Problem
Targeting specific proteins for degradation is an area of intense research for the treatment of disease. The majority of currently available technologies, such as PROTACs, induce degradation through ubiquitination of target proteins by binding to both the target protein and ubiquitin ligases. However, this requires a ubiquitin ligase to efficiently ubiquitinate non-native substrates. The difficulty in ubiquitin ligase interacting with non-native substrates limits the number of proteins that can be effectively targeted using this approach. Ubiquitin-independent targeting strategies are needed to overcome this limitation.
Solution
The Matouschek research team has developed an alternative approach to target proteins directly to the proteasome without the need for ubiquitination. In addition to ubiquitin, the proteasome can recognize substrates through interactions with UBL-UBA proteins. UBL-UBA proteins contain an N-terminal ubiquitin-like (UBL) domain, which can bind the same receptors on the proteasome as ubiquitin chains. The Matouschek team’s technology leverages this alternative targeting mechanism to develop ubiquitin-independent targeting molecules, named “degradons”, that fuse UBL domains to a target protein binding domain, such as nanobodies and monobodies. The use of UBL domains provide several advantages over other strategies; for example, (1) UBL domains are thought to activate the proteasome, leading to enhanced degradation, and (2) targeting is not dependent on ubiquitin interacting with its native substrates.

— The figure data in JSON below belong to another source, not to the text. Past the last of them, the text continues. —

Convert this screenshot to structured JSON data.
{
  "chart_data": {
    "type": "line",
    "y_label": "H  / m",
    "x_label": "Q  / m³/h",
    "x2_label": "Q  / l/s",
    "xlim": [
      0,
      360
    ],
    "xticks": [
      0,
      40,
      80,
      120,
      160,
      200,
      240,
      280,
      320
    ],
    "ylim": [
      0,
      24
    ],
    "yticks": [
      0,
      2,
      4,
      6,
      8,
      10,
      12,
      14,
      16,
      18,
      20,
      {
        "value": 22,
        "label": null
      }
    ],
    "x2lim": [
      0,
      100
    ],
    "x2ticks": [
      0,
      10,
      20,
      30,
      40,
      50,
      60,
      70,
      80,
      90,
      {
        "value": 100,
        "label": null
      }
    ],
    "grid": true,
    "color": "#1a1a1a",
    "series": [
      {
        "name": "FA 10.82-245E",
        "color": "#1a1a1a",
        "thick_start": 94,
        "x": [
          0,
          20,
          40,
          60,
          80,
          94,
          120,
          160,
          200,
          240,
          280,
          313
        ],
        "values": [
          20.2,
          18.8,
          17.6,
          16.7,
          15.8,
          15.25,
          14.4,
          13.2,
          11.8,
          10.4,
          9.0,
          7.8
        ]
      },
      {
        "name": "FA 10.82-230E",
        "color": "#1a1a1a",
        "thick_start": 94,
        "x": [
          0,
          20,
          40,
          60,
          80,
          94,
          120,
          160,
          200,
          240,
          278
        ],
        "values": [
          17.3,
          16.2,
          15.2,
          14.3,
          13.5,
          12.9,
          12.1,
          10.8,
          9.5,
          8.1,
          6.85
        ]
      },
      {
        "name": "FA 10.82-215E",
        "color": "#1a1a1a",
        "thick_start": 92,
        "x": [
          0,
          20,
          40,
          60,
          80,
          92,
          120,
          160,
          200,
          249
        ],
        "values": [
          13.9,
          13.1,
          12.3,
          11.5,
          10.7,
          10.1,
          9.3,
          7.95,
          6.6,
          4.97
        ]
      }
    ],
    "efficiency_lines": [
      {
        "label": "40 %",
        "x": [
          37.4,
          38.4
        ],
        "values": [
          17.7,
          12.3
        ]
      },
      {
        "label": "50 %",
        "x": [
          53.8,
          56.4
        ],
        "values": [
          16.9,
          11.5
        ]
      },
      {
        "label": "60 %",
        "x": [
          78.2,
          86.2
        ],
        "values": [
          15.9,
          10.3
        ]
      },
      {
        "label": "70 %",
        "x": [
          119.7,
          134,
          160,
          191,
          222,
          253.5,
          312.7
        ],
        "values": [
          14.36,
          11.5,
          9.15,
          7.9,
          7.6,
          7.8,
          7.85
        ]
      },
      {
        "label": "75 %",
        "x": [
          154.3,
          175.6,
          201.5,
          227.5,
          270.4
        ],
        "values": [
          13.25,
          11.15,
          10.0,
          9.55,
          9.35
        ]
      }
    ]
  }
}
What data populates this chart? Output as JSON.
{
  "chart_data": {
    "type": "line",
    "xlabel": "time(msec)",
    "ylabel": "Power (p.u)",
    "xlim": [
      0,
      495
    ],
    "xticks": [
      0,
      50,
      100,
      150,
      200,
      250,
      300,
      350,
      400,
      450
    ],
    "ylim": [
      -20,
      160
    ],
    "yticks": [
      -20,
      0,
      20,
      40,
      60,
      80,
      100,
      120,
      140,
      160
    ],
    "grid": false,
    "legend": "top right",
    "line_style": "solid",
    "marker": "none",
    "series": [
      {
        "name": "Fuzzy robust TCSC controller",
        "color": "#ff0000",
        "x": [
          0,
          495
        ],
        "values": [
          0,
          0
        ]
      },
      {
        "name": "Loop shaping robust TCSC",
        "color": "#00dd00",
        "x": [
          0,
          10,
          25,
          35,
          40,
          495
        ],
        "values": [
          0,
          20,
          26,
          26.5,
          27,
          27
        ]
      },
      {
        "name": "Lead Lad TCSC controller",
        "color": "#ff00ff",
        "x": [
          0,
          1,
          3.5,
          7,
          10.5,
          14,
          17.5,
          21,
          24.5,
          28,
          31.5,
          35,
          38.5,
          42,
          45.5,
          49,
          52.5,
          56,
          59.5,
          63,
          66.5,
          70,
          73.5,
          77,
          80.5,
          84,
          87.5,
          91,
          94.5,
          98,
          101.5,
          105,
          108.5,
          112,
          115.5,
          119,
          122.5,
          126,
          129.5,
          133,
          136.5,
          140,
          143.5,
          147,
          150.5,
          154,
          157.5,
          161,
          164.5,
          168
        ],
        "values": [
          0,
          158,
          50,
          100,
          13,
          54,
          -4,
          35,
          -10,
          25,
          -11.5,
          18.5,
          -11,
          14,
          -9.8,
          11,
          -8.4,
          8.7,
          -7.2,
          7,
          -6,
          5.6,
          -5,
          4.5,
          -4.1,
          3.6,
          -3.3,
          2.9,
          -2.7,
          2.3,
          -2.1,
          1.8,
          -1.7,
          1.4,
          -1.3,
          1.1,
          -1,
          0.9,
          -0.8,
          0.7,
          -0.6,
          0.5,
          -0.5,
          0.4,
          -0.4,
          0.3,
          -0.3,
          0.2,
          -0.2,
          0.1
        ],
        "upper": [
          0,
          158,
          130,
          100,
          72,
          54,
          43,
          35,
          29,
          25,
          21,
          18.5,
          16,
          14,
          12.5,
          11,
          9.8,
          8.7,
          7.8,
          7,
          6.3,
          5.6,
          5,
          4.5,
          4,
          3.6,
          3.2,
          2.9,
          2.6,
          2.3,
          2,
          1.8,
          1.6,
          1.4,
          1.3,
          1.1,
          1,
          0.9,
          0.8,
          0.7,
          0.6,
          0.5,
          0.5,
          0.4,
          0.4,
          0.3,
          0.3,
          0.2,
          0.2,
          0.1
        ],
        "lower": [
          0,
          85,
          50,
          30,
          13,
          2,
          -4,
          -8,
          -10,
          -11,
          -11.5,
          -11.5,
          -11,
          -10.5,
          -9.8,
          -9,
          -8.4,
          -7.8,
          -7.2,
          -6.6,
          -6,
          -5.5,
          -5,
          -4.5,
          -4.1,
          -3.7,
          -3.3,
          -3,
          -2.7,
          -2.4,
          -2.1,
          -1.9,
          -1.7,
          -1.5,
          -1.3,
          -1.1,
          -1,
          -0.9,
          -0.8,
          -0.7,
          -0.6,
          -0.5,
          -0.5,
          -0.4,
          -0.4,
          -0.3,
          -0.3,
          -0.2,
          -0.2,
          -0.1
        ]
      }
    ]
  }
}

This technology has been validated in HEK293T cells where these degradons deplete endogenous proteins, such as Shp2. Degradons are being further developed to efficiently target MIC, an intrinsically disordered protein that has proven challenging for PROTAC and small molecule inhibition design. For this and other candidates, degradons may be an advantageous design principle for synthetic proteasome targeting.
Value proposition
- Ubiquitin-independent targeting of proteins directly to the proteasome
- Sequence and structure independent targeting for degradation
- Intracellular presence of UBL domains may stimulate proteasome activity, enhancing protein degradation.
About the inventor
Dr. Andreas Matouschek is a Professor and Associate Dean for Research and Facilities at The University of Texas at Austin in the Department of Molecular Biosciences. Dr. Matouschek’s lab studies the mechanisms of protein machines, protein folding, unfolding, and degradation. His lab’s goal is to understand the biochemical mechanisms of the Ubiquitin Proteasome System (UPS) in a physiologically relevant context, in hopes to translate insights into strategies to interfere in the UPS therapeutically.